Üretmek insanın en önde gelen görevidir. Madde üretenler, zenginleşirler, geleceklerini güvence altına alırlar, topluma yük olmazlar, aksine yardımcı bile olurlar, onları alkışlarım, ama düşünsel üretimle insanların bilgilenmesi, bilinçlenmesi ve aydınlatılması için çaba harcayanları daha çok alkışlarım.

Bir toplumdaki bilgili, düşünen, sorgulayan, yorumlayan, bilinçli insanlar, yeteneklerini kendi hırsları ve çıkarları için değil de, insanlığın yararına kullanılanıyorsa, o toplum için bundan daha büyük bir zenginlik olamaz. İnsanları çağdaş bilgilerle donatmak, aydınlatılmak, kutsal bir davranış ve çok önemli bir vatandaşlık görevidir.

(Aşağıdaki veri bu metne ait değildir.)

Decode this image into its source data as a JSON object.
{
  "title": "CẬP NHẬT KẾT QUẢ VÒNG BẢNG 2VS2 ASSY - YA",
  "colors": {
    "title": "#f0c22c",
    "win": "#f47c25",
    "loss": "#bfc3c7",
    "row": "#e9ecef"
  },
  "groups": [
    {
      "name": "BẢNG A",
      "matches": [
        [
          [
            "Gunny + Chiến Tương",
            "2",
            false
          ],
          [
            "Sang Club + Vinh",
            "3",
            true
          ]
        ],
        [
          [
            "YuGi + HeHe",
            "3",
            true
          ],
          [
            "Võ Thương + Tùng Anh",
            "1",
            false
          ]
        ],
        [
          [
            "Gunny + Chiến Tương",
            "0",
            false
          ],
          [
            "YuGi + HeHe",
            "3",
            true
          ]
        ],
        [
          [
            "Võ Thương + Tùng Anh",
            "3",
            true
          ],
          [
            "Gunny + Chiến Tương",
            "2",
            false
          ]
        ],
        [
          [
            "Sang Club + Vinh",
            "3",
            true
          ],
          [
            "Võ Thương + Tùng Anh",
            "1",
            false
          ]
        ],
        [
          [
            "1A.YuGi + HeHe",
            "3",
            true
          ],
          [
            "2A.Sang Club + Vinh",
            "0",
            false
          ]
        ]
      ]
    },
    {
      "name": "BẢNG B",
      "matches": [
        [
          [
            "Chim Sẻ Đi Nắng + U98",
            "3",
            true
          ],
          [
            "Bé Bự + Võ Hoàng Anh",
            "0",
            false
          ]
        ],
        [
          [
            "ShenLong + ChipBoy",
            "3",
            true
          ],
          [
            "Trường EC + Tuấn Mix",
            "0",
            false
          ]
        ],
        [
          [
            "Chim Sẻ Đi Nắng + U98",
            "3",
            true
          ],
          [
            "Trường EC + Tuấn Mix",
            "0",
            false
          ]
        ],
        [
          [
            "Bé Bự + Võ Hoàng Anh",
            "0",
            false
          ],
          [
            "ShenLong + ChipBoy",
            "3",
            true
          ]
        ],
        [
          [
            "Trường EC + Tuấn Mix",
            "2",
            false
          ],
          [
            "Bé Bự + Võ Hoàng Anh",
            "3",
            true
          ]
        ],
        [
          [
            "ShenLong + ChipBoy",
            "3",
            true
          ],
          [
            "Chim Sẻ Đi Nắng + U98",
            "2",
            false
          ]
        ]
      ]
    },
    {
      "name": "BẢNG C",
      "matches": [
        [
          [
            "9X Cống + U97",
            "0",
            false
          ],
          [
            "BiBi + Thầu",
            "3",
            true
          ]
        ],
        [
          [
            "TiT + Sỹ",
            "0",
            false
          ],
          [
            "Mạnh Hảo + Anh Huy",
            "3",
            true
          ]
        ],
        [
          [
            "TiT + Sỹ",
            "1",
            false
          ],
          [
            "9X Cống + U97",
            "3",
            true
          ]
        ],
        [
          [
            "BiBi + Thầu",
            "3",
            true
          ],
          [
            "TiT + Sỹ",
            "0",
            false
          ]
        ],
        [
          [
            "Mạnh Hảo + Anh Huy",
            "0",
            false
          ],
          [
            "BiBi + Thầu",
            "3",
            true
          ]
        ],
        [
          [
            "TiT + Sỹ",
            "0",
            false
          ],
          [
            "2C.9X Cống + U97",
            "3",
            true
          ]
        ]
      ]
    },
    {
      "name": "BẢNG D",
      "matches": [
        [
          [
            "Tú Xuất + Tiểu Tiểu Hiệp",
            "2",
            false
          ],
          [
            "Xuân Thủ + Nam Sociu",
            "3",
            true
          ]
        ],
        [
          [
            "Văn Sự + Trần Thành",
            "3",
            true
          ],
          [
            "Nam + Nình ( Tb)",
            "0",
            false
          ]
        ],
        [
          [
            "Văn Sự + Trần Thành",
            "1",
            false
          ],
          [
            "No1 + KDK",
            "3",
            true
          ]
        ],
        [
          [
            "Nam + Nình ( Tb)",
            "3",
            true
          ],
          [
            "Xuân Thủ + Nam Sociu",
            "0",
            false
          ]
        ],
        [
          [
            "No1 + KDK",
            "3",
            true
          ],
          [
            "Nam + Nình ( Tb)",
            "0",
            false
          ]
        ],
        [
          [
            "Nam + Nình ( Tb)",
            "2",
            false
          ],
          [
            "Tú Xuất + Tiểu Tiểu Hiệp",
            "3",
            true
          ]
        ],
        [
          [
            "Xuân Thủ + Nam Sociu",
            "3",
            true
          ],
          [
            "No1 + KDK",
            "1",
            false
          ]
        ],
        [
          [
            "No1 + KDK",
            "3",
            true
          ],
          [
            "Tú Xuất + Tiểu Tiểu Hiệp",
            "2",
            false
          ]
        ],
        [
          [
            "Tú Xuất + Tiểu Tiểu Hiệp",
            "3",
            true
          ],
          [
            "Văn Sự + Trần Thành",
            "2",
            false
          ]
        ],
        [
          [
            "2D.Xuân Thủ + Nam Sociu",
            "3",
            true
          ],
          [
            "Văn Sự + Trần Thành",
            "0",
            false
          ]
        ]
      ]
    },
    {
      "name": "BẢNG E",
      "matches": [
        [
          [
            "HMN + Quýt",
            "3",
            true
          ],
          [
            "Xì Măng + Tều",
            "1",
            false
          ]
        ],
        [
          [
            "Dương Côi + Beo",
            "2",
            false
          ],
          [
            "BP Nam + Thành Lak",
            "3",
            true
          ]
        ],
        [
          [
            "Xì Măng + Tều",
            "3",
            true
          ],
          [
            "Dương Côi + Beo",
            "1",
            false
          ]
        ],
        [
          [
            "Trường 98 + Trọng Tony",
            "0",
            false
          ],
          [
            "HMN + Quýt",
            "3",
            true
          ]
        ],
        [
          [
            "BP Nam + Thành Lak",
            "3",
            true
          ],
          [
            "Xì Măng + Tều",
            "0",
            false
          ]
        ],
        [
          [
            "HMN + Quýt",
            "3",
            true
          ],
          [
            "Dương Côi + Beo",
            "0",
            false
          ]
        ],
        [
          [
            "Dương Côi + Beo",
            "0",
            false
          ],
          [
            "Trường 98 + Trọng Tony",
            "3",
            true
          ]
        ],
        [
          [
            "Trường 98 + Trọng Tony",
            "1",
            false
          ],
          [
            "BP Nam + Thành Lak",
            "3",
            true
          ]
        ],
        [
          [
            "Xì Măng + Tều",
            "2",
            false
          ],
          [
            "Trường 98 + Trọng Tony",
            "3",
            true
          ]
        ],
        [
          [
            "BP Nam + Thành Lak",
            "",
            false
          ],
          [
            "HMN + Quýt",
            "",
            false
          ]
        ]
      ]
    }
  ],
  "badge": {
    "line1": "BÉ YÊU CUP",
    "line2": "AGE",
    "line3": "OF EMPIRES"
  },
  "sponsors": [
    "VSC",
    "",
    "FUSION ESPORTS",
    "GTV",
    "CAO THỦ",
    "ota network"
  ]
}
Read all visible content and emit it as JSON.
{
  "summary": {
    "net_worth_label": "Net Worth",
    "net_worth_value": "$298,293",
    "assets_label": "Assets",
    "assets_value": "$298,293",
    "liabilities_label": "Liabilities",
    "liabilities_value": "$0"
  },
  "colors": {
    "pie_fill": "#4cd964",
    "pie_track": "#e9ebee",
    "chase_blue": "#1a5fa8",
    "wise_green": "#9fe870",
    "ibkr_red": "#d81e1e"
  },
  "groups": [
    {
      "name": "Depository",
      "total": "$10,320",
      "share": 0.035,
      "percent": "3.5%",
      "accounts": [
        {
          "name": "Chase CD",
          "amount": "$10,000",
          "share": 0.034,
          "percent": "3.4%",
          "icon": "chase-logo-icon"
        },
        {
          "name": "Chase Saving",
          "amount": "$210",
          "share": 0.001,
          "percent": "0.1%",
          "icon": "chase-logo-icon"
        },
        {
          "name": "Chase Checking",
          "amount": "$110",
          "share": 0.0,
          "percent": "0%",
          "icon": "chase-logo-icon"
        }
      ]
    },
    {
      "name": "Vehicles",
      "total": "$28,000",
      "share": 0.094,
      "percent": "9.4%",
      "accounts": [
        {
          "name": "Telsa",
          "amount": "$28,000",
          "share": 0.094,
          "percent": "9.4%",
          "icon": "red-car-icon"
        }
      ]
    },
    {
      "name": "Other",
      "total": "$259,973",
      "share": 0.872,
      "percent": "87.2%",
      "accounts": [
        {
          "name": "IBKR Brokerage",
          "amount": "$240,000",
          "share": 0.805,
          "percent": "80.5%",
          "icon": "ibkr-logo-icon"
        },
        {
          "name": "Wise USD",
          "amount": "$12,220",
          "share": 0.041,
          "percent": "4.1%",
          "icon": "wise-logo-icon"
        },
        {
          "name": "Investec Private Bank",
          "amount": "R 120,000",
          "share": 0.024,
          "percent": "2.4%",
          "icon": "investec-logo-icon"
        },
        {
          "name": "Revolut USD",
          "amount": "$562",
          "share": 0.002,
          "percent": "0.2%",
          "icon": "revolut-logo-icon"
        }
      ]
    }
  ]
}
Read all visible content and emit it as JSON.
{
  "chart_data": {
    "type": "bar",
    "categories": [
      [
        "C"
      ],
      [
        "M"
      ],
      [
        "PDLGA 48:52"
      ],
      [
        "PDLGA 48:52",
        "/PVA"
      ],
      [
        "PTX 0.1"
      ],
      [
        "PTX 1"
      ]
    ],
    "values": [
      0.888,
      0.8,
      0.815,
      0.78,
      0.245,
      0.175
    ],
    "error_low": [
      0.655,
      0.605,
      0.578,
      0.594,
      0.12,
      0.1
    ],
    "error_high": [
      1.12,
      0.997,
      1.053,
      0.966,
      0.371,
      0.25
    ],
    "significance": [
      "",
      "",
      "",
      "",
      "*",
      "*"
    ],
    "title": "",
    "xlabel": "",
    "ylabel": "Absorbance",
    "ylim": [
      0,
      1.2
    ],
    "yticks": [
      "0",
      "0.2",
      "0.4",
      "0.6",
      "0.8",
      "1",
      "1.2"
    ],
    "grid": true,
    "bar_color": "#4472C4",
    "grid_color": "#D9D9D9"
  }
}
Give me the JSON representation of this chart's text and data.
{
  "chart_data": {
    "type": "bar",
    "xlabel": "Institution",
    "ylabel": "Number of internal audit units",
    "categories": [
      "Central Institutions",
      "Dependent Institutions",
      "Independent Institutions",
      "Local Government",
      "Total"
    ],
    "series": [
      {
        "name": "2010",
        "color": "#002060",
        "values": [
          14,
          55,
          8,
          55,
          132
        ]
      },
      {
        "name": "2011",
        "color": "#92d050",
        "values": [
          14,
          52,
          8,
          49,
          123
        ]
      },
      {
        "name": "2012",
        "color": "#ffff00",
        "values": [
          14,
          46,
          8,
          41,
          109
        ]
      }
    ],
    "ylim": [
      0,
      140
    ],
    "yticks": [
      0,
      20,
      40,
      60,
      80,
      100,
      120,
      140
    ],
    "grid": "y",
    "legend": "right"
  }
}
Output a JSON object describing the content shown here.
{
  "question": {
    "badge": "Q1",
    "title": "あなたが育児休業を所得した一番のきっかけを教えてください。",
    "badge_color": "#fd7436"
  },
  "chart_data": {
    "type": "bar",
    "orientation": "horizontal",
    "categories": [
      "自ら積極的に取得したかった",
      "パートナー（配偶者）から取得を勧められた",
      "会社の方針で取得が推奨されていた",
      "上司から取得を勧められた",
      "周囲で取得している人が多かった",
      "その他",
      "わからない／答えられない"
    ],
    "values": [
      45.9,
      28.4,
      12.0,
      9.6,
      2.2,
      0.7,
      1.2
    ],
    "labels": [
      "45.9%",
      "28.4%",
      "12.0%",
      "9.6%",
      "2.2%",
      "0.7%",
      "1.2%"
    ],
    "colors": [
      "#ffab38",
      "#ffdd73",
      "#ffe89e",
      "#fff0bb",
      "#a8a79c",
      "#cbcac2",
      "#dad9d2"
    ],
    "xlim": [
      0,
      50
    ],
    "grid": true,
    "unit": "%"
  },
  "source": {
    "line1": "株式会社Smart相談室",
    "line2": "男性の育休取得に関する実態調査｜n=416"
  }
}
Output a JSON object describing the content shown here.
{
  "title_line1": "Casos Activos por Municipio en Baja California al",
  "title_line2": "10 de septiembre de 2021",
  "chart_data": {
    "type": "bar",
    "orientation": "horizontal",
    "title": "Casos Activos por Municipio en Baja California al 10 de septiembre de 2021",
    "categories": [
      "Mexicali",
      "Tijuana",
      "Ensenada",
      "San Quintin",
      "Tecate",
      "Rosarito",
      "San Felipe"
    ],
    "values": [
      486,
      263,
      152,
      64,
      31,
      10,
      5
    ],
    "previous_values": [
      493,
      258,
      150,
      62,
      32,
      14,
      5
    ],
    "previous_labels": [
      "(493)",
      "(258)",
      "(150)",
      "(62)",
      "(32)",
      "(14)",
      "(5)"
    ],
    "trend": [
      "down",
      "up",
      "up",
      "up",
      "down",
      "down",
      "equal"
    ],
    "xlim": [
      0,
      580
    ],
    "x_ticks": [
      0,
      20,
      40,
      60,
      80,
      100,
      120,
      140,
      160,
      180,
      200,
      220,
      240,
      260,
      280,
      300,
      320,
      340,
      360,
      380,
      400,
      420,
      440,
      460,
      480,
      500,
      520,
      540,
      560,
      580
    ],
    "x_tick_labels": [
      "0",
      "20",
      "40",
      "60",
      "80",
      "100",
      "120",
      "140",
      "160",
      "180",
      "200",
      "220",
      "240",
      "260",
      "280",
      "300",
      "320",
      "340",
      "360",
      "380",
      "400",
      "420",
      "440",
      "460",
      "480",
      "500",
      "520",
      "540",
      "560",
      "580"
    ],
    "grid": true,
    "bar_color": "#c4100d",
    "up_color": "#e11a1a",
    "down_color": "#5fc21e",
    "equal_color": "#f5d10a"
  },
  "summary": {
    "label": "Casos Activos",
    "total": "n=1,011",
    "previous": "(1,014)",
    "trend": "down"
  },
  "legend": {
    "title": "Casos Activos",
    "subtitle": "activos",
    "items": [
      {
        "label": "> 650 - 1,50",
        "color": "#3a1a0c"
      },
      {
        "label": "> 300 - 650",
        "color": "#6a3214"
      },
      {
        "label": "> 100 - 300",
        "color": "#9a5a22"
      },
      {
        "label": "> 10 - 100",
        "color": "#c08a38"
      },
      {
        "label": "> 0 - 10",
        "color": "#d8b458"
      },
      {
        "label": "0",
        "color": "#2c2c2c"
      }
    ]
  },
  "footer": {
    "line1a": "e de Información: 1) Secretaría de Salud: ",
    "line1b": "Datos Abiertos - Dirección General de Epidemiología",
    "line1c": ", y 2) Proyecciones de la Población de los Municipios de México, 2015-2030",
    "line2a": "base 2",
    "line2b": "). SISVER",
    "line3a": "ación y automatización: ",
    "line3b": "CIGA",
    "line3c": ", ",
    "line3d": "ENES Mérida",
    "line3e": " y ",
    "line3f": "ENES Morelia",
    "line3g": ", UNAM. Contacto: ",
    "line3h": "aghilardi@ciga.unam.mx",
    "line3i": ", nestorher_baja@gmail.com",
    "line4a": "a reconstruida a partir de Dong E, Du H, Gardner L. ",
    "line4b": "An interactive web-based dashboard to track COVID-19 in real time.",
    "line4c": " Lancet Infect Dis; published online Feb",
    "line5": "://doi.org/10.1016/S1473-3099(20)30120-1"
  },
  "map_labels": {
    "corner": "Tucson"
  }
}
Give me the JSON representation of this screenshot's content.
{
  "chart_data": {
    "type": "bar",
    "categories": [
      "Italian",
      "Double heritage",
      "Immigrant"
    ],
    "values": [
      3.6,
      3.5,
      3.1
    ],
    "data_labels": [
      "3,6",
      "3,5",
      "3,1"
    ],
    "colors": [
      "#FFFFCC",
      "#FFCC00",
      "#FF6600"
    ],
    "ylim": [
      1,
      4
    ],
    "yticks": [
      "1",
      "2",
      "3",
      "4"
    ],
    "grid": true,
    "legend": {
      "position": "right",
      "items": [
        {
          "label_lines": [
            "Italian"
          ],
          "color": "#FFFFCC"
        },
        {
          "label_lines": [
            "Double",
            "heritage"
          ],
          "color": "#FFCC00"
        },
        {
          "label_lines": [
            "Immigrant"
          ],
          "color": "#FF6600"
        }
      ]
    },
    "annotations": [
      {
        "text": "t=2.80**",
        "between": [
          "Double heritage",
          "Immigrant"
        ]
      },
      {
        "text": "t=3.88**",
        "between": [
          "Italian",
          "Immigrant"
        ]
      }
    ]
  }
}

Doğuştan gelen ham aklın eğitimle işlenmesi şarttır. Eğitim sistemi çağdaş kriterlere ve pozitif bilime dayalı ise çağdaş akla sahip, çağdaş insan yetiştirir, değilse çağ dışı insan yetiştirir. Farklı amaçlara dönük olan çağ dışı eğitimlerin ortak yöntemi beyin yıkamaktır. Beyni yıkanmış bir insan doğru düşünemez ve özgür hareket edemez, o kendisi değil, kurgulayanların bir robotudur.

İnsanlar için en doğru kılavuz çağdaş akıl ve bilinçtir, bunun dışındaki bütün kılavuzlar insanı pisliğe, batağa, çıkmaza ve sapık ideolojilere sürüklerler.

Allah’tan korkan, kuldan utananlar, yalan söylemezler, çıkarları için insanları aldatmazlar. Şeytan ruhlu insanlara, özellikle, insanları ”Allah’la aldatanlara” lanet olsun. Bunlardan korunmak için Allah’a sığınmak bir çaredir, ama kişinin önce aklını kullanması, tuzağa düşmemesi gerekir, çünkü verdiği nimeti, yani Aklını kullanmayana Allah da yardım etmez.

4+4+4 Eğitim yasasını ”Cumhuriyet tarihinin en büyük değişimi” diye niteleyip, bayram ettiler. Gerçekten çok büyük bir değişim, ancak hangi yöne olduğunu, zamanla, kafamıza dank edince göreceğiz. Buna layık olduğumuzu düşünmüyorum, fakat demek ki hak etmişiz.

Dilerim sağ duyu hakim olur, topluma büyük bedeller ödetmeden hatadan dönülür.